Taken together, this work demonstrates that RAMP2 may affect the cell signaling pathways of the GCGR as well as its trafficking within the cell. There are two possible mechanisms by which RAMP2 could influence GCGR pharmacology. A direct effect on binding epitopes of the relevant ligands is possible. Alternatively, RAMP2 could act indirectly by altering the conformation of the GCGR.

This work has added to our understanding of GCGR’s physiologic function and how this may be modified by an allosteric modulator, RAMP2. This could be important in developing new therapeutic avenues for the treatment of obesity and diabetes. Allosteric modulation through the RAMP2 system may allow "biasing" of the signaling pathways to exploit the desirable downstream effects, thus informing the construction of new peptide analogs with selective agonist activities. For example, these might incorporate therapeutically desirable properties, such as appetite suppression and increase in energy expenditure, without unwanted properties, such as increasing hepatic glucose output and hyperglycemia.

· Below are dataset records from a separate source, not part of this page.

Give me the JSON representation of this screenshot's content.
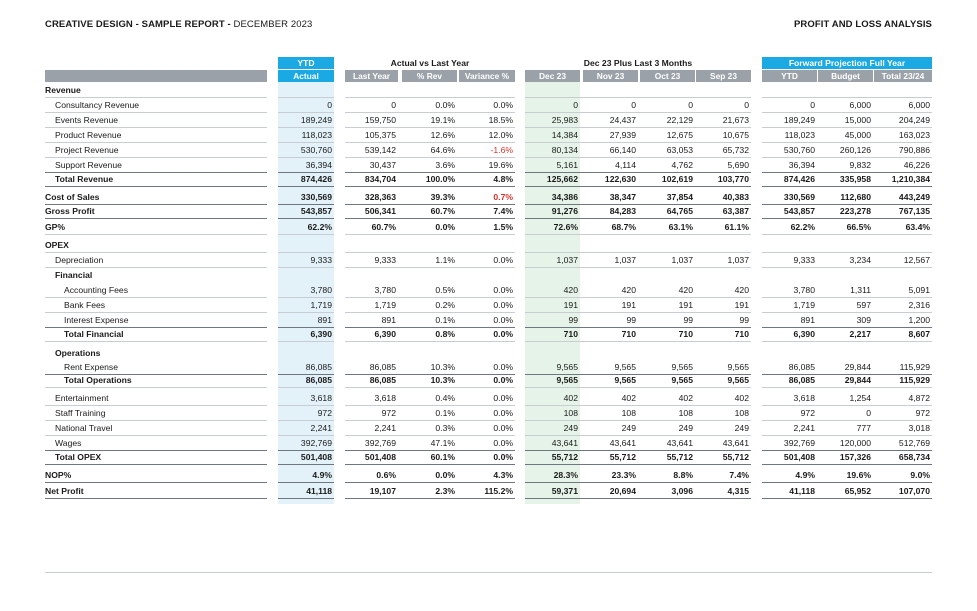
{
  "header": {
    "title": "CREATIVE DESIGN - SAMPLE REPORT -",
    "date": "DECEMBER 2023",
    "right_title": "PROFIT AND LOSS ANALYSIS"
  },
  "group_headers": {
    "ytd": "YTD",
    "actual_vs_last_year": "Actual vs Last Year",
    "dec_plus_3": "Dec 23 Plus Last 3 Months",
    "forward": "Forward Projection Full Year"
  },
  "sub_headers": [
    "Actual",
    "Last Year",
    "% Rev",
    "Variance %",
    "Dec 23",
    "Nov 23",
    "Oct 23",
    "Sep 23",
    "YTD",
    "Budget",
    "Total 23/24"
  ],
  "rows": [
    {
      "label": "Revenue",
      "type": "section",
      "values": []
    },
    {
      "label": "Consultancy Revenue",
      "indent": 1,
      "values": [
        "0",
        "0",
        "0.0%",
        "0.0%",
        "0",
        "0",
        "0",
        "0",
        "0",
        "6,000",
        "6,000"
      ]
    },
    {
      "label": "Events Revenue",
      "indent": 1,
      "values": [
        "189,249",
        "159,750",
        "19.1%",
        "18.5%",
        "25,983",
        "24,437",
        "22,129",
        "21,673",
        "189,249",
        "15,000",
        "204,249"
      ]
    },
    {
      "label": "Product Revenue",
      "indent": 1,
      "values": [
        "118,023",
        "105,375",
        "12.6%",
        "12.0%",
        "14,384",
        "27,939",
        "12,675",
        "10,675",
        "118,023",
        "45,000",
        "163,023"
      ]
    },
    {
      "label": "Project Revenue",
      "indent": 1,
      "values": [
        "530,760",
        "539,142",
        "64.6%",
        "-1.6%",
        "80,134",
        "66,140",
        "63,053",
        "65,732",
        "530,760",
        "260,126",
        "790,886"
      ]
    },
    {
      "label": "Support Revenue",
      "indent": 1,
      "values": [
        "36,394",
        "30,437",
        "3.6%",
        "19.6%",
        "5,161",
        "4,114",
        "4,762",
        "5,690",
        "36,394",
        "9,832",
        "46,226"
      ]
    },
    {
      "label": "Total Revenue",
      "indent": 1,
      "bold": true,
      "values": [
        "874,426",
        "834,704",
        "100.0%",
        "4.8%",
        "125,662",
        "122,630",
        "102,619",
        "103,770",
        "874,426",
        "335,958",
        "1,210,384"
      ]
    },
    {
      "label": "Cost of Sales",
      "indent": 0,
      "bold": true,
      "values": [
        "330,569",
        "328,363",
        "39.3%",
        "0.7%",
        "34,386",
        "38,347",
        "37,854",
        "40,383",
        "330,569",
        "112,680",
        "443,249"
      ]
    },
    {
      "label": "Gross Profit",
      "indent": 0,
      "bold": true,
      "values": [
        "543,857",
        "506,341",
        "60.7%",
        "7.4%",
        "91,276",
        "84,283",
        "64,765",
        "63,387",
        "543,857",
        "223,278",
        "767,135"
      ]
    },
    {
      "label": "GP%",
      "indent": 0,
      "bold": true,
      "values": [
        "62.2%",
        "60.7%",
        "0.0%",
        "1.5%",
        "72.6%",
        "68.7%",
        "63.1%",
        "61.1%",
        "62.2%",
        "66.5%",
        "63.4%"
      ]
    },
    {
      "label": "OPEX",
      "type": "section",
      "values": []
    },
    {
      "label": "Depreciation",
      "indent": 1,
      "values": [
        "9,333",
        "9,333",
        "1.1%",
        "0.0%",
        "1,037",
        "1,037",
        "1,037",
        "1,037",
        "9,333",
        "3,234",
        "12,567"
      ]
    },
    {
      "label": "Financial",
      "indent": 1,
      "type": "subsection",
      "values": []
    },
    {
      "label": "Accounting Fees",
      "indent": 2,
      "values": [
        "3,780",
        "3,780",
        "0.5%",
        "0.0%",
        "420",
        "420",
        "420",
        "420",
        "3,780",
        "1,311",
        "5,091"
      ]
    },
    {
      "label": "Bank Fees",
      "indent": 2,
      "values": [
        "1,719",
        "1,719",
        "0.2%",
        "0.0%",
        "191",
        "191",
        "191",
        "191",
        "1,719",
        "597",
        "2,316"
      ]
    },
    {
      "label": "Interest Expense",
      "indent": 2,
      "values": [
        "891",
        "891",
        "0.1%",
        "0.0%",
        "99",
        "99",
        "99",
        "99",
        "891",
        "309",
        "1,200"
      ]
    },
    {
      "label": "Total Financial",
      "indent": 2,
      "bold": true,
      "values": [
        "6,390",
        "6,390",
        "0.8%",
        "0.0%",
        "710",
        "710",
        "710",
        "710",
        "6,390",
        "2,217",
        "8,607"
      ]
    },
    {
      "label": "Operations",
      "indent": 1,
      "type": "subsection",
      "values": []
    },
    {
      "label": "Rent Expense",
      "indent": 2,
      "values": [
        "86,085",
        "86,085",
        "10.3%",
        "0.0%",
        "9,565",
        "9,565",
        "9,565",
        "9,565",
        "86,085",
        "29,844",
        "115,929"
      ]
    },
    {
      "label": "Total Operations",
      "indent": 2,
      "bold": true,
      "values": [
        "86,085",
        "86,085",
        "10.3%",
        "0.0%",
        "9,565",
        "9,565",
        "9,565",
        "9,565",
        "86,085",
        "29,844",
        "115,929"
      ]
    },
    {
      "label": "Entertainment",
      "indent": 1,
      "values": [
        "3,618",
        "3,618",
        "0.4%",
        "0.0%",
        "402",
        "402",
        "402",
        "402",
        "3,618",
        "1,254",
        "4,872"
      ]
    },
    {
      "label": "Staff Training",
      "indent": 1,
      "values": [
        "972",
        "972",
        "0.1%",
        "0.0%",
        "108",
        "108",
        "108",
        "108",
        "972",
        "0",
        "972"
      ]
    },
    {
      "label": "National Travel",
      "indent": 1,
      "values": [
        "2,241",
        "2,241",
        "0.3%",
        "0.0%",
        "249",
        "249",
        "249",
        "249",
        "2,241",
        "777",
        "3,018"
      ]
    },
    {
      "label": "Wages",
      "indent": 1,
      "values": [
        "392,769",
        "392,769",
        "47.1%",
        "0.0%",
        "43,641",
        "43,641",
        "43,641",
        "43,641",
        "392,769",
        "120,000",
        "512,769"
      ]
    },
    {
      "label": "Total OPEX",
      "indent": 1,
      "bold": true,
      "values": [
        "501,408",
        "501,408",
        "60.1%",
        "0.0%",
        "55,712",
        "55,712",
        "55,712",
        "55,712",
        "501,408",
        "157,326",
        "658,734"
      ]
    },
    {
      "label": "NOP%",
      "indent": 0,
      "bold": true,
      "values": [
        "4.9%",
        "0.6%",
        "0.0%",
        "4.3%",
        "28.3%",
        "23.3%",
        "8.8%",
        "7.4%",
        "4.9%",
        "19.6%",
        "9.0%"
      ]
    },
    {
      "label": "Net Profit",
      "indent": 0,
      "bold": true,
      "values": [
        "41,118",
        "19,107",
        "2.3%",
        "115.2%",
        "59,371",
        "20,694",
        "3,096",
        "4,315",
        "41,118",
        "65,952",
        "107,070"
      ]
    }
  ],
  "colors": {
    "accent_blue": "#1aa9e3",
    "header_grey": "#9aa1a9",
    "ytd_band": "#e3f1f8",
    "dec_band": "#e6f3e9",
    "negative": "#d6302a"
  }
}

The work conducted thus far has been in GCGR-overexpressing cell lines. The logical next step would be to use primary cells in tissue relevant to glucagon receptor physiology. It would be interesting to use CRISPR-Cas9 to delete/replace the endogenous loci in a β or hepatocyte cell line, thus leading to stable and physiologic GCGR expression levels in the presence or absence of RAMP and study function. Additionally, endogenous tissue coexpression of RAMP2 and GCGR has not yet been investigated. RAMP messenger RNA tissue expression using Northern blot analysis was reported initially by McLatchie et al. (17) on their discovery of RAMPs. However, GCGR-relevant tissues, such as brown adipose tissue, hypothalamus, and the nodose ganglion, were not specifically examined. An additional question is whether the RAMP2–GCGR interaction is controlled in a physiologic setting. It would be important to determine what process controls this and what effect it has on glucagon signaling. Coexpression may occur in some tissues under certain conditions and not others because expression of RAMP2 may be controlled by the prevailing physiologic conditions, for example, glucose and insulin levels.

In conclusion, RAMP2 can affect the cell signaling pathways of the GCGR as well as its trafficking within the cell. The effect that RAMP2 has on the GCGR and how this translates in vivo is yet to be determined.